Peut-être, dans sa vision de l’économie 2.0, Stross a-t-il été influencé par un papier abondamment discuté par les extropiens à l’époque, « If Uploads Come First », écrit par Robin Hanson en 1994. Celui-ci a d’ailleurs sorti en 2016 un livre, The Age of Ems, qui reprend bon nombre des idées de ce premier texte. La thèse de Hanson est que les premières formes de posthumanité seront constituées d’esprits « uploadés », téléchargés à l’intérieur d’un ordinateur. Mais Hanson s’intéresse de près à l’économie « posthumaine » qui régira la vie des uploads (ou, comme il les appelle aujourd’hui, les « Ems » raccourci pour « Brain EMulation »). Et le moins qu’on puisse dire, c’est que la vie ne sera pas forcément rose pour bon nombre d’entre eux. En effet, explique-t-il, vivre dans un paradis virtuel n’est pas si simple : il faut payer la facture d’électricité, la bande passante, etc., pour continuer à vivre correctement, c’est-à-dire accéder au maximum de ressources computationnelles.

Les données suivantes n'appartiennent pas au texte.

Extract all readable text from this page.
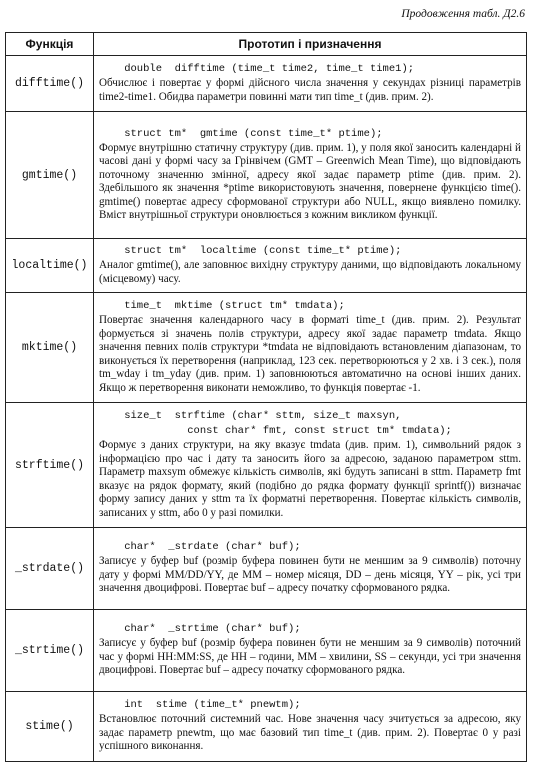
Продовження табл. Д2.6
Функція	Прототип і призначення
difftime()	double  difftime (time_t time2, time_t time1);
Обчислює і повертає у формі дійсного числа значення у секундах різниці параметрів time2-time1. Обидва параметри повинні мати тип time_t (див. прим. 2).

gmtime()	struct tm*  gmtime (const time_t* ptime);
Формує внутрішню статичну структуру (див. прим. 1), у поля якої заносить календарні й часові дані у формі часу за Грінвічем (GMT – Greenwich Mean Time), що відповідають поточному значенню змінної, адресу якої задає параметр ptime (див. прим. 2). Здебільшого як значення *ptime використовують значення, повернене функцією time(). gmtime() повертає адресу сформованої структури або NULL, якщо виявлено помилку. Вміст внутрішньої структури оновлюється з кожним викликом функції.

localtime()	struct tm*  localtime (const time_t* ptime);
Аналог gmtime(), але заповнює вихідну структуру даними, що відповідають локальному (місцевому) часу.

mktime()	time_t  mktime (struct tm* tmdata);
Повертає значення календарного часу в форматі time_t (див. прим. 2). Результат формується зі значень полів структури, адресу якої задає параметр tmdata. Якщо значення певних полів структури *tmdata не відповідають встановленим діапазонам, то виконується їх перетворення (наприклад, 123 сек. перетворюються у 2 хв. і 3 сек.), поля tm_wday і tm_yday (див. прим. 1) заповнюються автоматично на основі інших даних. Якщо ж перетворення виконати неможливо, то функція повертає -1.

strftime()	size_t  strftime (char* sttm, size_t maxsyn,
const char* fmt, const struct tm* tmdata);
Формує з даних структури, на яку вказує tmdata (див. прим. 1), символьний рядок з інформацією про час і дату та заносить його за адресою, заданою параметром sttm. Параметр maxsym обмежує кількість символів, які будуть записані в sttm. Параметр fmt вказує на рядок формату, який (подібно до рядка формату функції sprintf()) визначає форму запису даних у sttm та їх форматні перетворення. Повертає кількість символів, записаних у sttm, або 0 у разі помилки.

_strdate()	char*  _strdate (char* buf);
Записує у буфер buf (розмір буфера повинен бути не меншим за 9 символів) поточну дату у формі MM/DD/YY, де MM – номер місяця, DD – день місяця, YY – рік, усі три значення двоцифрові. Повертає buf – адресу початку сформованого рядка.

_strtime()	char*  _strtime (char* buf);
Записує у буфер buf (розмір буфера повинен бути не меншим за 9 символів) поточний час у формі HH:MM:SS, де HH – години, MM – хвилини, SS – секунди, усі три значення двоцифрові. Повертає buf – адресу початку сформованого рядка.

stime()	int  stime (time_t* pnewtm);
Встановлює поточний системний час. Нове значення часу зчитується за адресою, яку задає параметр pnewtm, що має базовий тип time_t (див. прим. 2). Повертає 0 у разі успішного виконання.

De plus, il faudra compter avec une explosion de la population virtuelle, les uploads n’hésitant pas à se copier plusieurs fois pour réaliser différentes tâches. Au final, il y aura des riches, disposant d’une plus grande puissance de calcul et donc capables de vivre leur vie virtuelle bien plus rapidement, tandis que des « pauvres », beaucoup plus lents, se trouveront de plus en plus éloignés des centres d’activité de la société…

Tout cela paraît très éloigné de nos préoccupations courantes comme le bitcoin ou Ethereum mais c’est bel et bien au sein de la mailing liste extropienne que se sont développées les premières spéculations menant à ces nouveaux concepts. De fait, dès la fin des années 90, les thèses de Nick Szabo sur les « smart contracts » sont abondamment discutées au sein des milieux futuristes et extropiens. Du reste, comme le rappelle Giulio Prisco dans un article sur « les racines extropiennes du bitcoin », Nick Szabo lui-même participa à une conférence de l’Extropy Institute.

Un des participants les plus actifs des listes à l’époque se nommait Hal Finney. C’est ce même Hal Finney qui allait être le « bénéficiaire » de la première transaction bitcoin effectuée par Satoshi Nakamoto. De là à supposer que le mystérieux créateur du bitcoin était lui-même membre du mouvement extropien il y a un pas, qu’il nous est malheureusement impossible de franchir ! Finney lui-même a été soupçonné d’être Satoshi Nakamoto, ce qu’il a toujours nié. Et on n’en saura pas plus, car malheureusement Hal Finney est décédé en 2014 de la maladie de Charcot. Son corps a été cryogénisé par la société Alcor.